Art. 3º A sociedade será designada por denominação acompanhada das expressões "companhia" ou "sociedade anônima", expressas por extenso ou abreviadamente mas vedada a utilização da primeira ao final. § 1º O nome do fundador, acionista, ou pessoa que por qualquer outro modo tenha concorrido para o êxito da empresa, poderá figurar na denominação.

Quanto à sua estrutura interna, a sociedade anônima é composta por quatro órgãos principais: a assembleia geral, o conselho de administração, a diretoria e o conselho fiscal. A assembleia é o polo central em que se convocam os acionistas com ou sem direito à voto para discutir os interesses da sociedade e tomar decisões, é por meio desta via burocrática que traduzida pelo sistema de eleição e voto dos acionistas que é possível até mesmo destituir ou instituir membros do conselho da administração e conselho fiscal. Estas assembleias podem ser de duas ordens: ordinária e extraordinária, a primeira é anual e possui pauta de assuntos já determinados pelo art. 132 da Lei das S/A, tais como: eleger administradores e fiscais, deliberar acerca da destinação do lucro líquido e distribuição de dividendos, entre outros, já a segunda é convocada em caráter de urgência para deliberar sobre qualquer assunto que não esteja na pauta da ordinária (ULHOA, 2007, p. 200/201).

O conselho de administração não é um órgão obrigatório, e deve ser observado o número mínimo de três conselheiros com mandato de até três anos, possui caráter facultativo, pois sua função é reiterar a fiscalização sobre a diretoria, sendo composto por acionistas, este só se faz obrigatório nas sociedades anônimas de capital autorizado, de economia mista, e de capital aberto, segundo o art. 138, §2 e 239 da Lei das S/A (ULHOA, 2007, p. 202).

 Já a diretoria, é composta pelo número mínimo de duas pessoas, que não obrigatoriamente deverão ser acionistas da sociedade anônima, mas que deverão ser eleitos pela assembleia ou subsidiariamente pelo conselho de administração, estes deverão está à frente da sociedade anônima e representar os interesses destas frente ao mercado acionário, quanto às suas demais atribuições deverão ser estabelecidas pelo estatuto social da sociedade. (ULHOA, 2007, p. 203).

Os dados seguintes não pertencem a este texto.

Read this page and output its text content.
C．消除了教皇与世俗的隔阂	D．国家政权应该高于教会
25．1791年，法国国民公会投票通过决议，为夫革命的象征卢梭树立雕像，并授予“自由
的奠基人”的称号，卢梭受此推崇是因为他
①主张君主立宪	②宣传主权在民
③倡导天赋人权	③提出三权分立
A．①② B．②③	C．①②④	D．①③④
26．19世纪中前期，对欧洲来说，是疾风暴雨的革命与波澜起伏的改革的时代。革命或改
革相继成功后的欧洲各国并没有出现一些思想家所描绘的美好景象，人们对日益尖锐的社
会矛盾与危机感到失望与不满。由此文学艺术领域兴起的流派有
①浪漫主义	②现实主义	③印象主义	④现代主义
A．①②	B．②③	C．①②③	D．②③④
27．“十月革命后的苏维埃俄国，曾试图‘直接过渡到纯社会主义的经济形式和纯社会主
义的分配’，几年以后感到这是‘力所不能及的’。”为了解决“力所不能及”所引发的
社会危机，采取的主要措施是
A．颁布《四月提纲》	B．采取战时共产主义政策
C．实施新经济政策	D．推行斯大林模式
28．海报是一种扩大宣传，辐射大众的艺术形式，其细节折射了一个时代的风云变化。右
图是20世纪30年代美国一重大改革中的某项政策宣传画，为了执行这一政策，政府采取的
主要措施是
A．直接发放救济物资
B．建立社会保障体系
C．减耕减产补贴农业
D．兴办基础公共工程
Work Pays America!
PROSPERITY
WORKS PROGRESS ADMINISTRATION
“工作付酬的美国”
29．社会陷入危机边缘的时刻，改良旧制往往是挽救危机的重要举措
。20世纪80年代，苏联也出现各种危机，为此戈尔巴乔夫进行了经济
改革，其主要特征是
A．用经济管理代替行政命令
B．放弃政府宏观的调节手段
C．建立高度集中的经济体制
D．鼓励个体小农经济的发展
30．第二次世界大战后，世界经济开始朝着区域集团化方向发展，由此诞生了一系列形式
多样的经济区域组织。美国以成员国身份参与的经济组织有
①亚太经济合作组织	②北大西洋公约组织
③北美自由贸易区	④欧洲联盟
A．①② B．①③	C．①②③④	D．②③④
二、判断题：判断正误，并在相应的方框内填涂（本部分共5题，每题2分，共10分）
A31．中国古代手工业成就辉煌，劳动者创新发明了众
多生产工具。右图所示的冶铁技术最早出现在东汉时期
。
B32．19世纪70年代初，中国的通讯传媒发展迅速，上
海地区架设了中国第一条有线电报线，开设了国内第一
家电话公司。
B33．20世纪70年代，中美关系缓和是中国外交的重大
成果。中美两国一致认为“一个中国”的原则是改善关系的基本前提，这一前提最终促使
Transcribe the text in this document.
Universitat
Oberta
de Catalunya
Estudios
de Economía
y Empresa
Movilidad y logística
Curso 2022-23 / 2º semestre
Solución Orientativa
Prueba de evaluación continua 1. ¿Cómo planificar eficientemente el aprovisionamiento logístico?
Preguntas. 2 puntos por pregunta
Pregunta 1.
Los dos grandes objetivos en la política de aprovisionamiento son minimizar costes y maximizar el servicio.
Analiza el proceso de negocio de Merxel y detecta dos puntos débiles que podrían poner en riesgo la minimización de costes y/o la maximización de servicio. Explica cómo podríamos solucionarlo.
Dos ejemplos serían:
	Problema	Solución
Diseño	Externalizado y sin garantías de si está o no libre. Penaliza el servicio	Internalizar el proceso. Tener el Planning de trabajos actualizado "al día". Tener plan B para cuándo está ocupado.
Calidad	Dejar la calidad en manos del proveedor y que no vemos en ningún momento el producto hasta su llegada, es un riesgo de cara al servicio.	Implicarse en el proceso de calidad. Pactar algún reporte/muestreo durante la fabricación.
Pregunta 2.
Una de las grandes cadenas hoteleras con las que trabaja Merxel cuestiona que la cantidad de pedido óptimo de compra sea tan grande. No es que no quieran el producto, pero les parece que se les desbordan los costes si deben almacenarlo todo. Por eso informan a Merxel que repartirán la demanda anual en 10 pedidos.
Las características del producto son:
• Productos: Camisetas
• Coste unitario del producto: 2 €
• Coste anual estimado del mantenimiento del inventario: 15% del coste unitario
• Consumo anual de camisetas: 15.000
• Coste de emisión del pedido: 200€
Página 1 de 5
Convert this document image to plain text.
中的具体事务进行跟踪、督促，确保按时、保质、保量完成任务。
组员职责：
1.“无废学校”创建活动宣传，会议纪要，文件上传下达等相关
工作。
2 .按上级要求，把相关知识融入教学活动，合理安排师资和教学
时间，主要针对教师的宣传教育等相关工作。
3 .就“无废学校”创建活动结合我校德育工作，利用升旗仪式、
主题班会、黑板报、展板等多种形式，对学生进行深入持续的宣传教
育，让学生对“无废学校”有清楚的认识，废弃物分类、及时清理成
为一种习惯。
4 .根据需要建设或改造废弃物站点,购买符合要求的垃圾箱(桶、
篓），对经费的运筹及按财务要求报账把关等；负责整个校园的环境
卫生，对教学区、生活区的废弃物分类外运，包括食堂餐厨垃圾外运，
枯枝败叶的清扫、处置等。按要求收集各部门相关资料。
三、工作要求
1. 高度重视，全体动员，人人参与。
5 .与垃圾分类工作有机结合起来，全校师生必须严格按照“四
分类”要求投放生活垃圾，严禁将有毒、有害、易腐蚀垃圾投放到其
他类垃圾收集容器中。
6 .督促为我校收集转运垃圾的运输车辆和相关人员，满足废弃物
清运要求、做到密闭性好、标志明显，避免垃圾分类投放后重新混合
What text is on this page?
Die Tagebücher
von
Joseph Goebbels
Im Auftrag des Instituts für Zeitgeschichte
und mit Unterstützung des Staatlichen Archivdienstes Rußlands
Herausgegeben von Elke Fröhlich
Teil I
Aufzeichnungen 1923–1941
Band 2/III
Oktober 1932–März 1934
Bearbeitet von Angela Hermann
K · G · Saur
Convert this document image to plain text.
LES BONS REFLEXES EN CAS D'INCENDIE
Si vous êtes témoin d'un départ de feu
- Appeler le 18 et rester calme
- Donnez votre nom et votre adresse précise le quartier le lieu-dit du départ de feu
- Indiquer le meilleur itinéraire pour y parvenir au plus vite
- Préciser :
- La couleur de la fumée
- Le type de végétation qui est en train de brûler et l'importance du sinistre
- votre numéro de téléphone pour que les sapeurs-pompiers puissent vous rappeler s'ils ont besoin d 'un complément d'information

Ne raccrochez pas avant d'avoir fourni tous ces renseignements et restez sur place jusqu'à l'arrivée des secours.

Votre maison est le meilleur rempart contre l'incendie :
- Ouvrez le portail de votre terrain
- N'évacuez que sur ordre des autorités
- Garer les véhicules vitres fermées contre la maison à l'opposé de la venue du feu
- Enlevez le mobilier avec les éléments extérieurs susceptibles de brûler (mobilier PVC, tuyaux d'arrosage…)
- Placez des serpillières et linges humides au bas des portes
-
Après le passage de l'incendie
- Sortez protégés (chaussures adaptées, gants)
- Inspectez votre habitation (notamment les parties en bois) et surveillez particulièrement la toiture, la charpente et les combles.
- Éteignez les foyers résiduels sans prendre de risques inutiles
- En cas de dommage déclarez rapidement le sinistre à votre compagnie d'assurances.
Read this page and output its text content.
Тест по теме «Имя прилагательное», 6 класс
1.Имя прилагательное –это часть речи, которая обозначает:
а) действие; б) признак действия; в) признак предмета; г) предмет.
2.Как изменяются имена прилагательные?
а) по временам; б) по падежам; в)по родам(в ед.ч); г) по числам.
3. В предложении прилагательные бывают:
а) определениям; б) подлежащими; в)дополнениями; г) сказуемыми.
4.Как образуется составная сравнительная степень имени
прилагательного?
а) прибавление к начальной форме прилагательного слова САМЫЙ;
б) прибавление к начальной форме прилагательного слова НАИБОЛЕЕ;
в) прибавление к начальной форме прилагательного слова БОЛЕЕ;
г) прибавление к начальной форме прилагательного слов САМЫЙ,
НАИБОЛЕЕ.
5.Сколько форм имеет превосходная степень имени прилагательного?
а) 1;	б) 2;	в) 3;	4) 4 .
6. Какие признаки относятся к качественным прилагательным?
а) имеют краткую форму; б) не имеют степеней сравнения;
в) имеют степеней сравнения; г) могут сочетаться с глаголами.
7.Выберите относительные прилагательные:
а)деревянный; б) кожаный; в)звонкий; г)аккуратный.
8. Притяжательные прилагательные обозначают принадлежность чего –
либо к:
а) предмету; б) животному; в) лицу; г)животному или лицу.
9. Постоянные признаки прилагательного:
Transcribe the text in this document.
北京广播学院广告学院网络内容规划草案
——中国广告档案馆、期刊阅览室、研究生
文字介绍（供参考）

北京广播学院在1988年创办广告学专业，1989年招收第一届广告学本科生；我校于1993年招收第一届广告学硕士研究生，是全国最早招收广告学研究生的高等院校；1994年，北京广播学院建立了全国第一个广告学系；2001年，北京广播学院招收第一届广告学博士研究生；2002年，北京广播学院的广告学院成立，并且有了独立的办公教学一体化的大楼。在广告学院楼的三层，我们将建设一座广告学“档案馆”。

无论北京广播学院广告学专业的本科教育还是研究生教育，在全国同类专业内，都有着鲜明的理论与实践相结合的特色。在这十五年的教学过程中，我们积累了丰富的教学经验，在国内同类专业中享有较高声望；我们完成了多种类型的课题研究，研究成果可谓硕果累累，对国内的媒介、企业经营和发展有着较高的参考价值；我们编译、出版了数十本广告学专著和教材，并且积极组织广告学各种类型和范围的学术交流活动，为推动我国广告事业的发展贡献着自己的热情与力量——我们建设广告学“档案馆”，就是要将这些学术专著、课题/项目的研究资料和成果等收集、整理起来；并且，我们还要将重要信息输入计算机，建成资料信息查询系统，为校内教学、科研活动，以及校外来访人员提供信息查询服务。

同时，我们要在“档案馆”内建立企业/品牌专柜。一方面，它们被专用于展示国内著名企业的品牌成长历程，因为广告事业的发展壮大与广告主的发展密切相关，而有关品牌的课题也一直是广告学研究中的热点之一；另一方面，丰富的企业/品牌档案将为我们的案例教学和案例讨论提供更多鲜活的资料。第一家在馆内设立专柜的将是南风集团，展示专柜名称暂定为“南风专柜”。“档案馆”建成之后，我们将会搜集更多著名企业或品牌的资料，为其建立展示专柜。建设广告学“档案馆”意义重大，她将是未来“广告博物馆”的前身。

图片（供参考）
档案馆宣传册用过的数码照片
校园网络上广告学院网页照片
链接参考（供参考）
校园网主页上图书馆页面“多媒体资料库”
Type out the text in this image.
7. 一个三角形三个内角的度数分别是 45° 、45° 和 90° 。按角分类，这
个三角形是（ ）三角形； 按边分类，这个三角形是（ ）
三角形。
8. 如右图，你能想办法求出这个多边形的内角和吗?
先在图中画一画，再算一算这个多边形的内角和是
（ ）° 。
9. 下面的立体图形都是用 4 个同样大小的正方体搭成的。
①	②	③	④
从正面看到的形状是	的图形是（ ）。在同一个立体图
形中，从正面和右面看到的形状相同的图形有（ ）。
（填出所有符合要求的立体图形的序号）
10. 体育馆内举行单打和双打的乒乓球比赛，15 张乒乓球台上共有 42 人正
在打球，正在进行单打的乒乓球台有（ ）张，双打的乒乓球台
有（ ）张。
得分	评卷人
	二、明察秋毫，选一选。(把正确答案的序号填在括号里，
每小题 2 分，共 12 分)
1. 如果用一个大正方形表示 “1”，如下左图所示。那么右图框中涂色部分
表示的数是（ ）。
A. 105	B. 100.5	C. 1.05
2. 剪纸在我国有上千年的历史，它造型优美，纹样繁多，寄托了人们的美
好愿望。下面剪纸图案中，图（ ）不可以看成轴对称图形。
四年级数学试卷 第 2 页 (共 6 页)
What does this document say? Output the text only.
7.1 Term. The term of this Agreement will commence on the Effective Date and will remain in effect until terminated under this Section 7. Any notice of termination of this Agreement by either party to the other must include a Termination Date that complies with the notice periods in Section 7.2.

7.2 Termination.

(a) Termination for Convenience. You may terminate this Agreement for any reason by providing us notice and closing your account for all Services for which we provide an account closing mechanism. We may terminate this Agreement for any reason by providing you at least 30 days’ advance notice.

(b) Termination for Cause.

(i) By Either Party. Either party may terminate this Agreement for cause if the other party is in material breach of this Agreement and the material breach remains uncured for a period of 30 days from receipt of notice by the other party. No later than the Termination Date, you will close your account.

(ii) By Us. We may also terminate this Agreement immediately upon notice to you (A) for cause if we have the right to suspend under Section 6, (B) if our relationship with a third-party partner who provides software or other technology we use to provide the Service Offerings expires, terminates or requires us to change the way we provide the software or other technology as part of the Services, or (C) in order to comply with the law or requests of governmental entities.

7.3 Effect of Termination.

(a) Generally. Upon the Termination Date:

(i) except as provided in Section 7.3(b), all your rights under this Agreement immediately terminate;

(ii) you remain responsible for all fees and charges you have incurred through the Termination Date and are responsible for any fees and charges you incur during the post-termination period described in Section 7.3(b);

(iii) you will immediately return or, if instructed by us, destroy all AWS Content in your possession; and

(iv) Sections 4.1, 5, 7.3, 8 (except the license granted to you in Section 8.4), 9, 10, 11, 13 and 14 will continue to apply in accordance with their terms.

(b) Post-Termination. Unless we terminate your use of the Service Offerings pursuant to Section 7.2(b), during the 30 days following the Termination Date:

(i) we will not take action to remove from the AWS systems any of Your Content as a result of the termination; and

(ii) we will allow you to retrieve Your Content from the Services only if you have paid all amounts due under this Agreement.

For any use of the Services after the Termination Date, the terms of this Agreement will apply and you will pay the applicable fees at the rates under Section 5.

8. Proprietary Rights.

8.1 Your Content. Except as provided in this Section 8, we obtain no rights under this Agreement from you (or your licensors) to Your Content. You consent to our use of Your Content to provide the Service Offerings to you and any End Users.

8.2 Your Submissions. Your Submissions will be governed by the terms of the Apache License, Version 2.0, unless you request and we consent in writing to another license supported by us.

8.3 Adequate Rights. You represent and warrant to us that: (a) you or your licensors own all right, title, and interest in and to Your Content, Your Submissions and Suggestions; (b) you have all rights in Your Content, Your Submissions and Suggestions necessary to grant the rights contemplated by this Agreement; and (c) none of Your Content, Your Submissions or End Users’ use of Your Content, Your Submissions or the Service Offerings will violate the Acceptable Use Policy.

Por fim, o conselho fiscal é órgão de existência obrigatória neste tipo societário, mas seu funcionamento é dispensável, hipótese em que deverá ser discutida na assembleia geral. No caso de funcionar, sua duração poderá ser de caráter permanente ou temporário a depender do estatuto social da sociedade anônima a ser estabelecido pelos acionistas. Este conselho deverá ser composto pelo número mínimo de três e máximo de cinco pessoas que podem ou não estar dentre os acionistas, e tem por função acompanhar e auxiliar no bom desempenho da gestão da sociedade, sua competência vem delineada no art. 163 da Lei das S/A. (ULHOA, 2007, p. 204).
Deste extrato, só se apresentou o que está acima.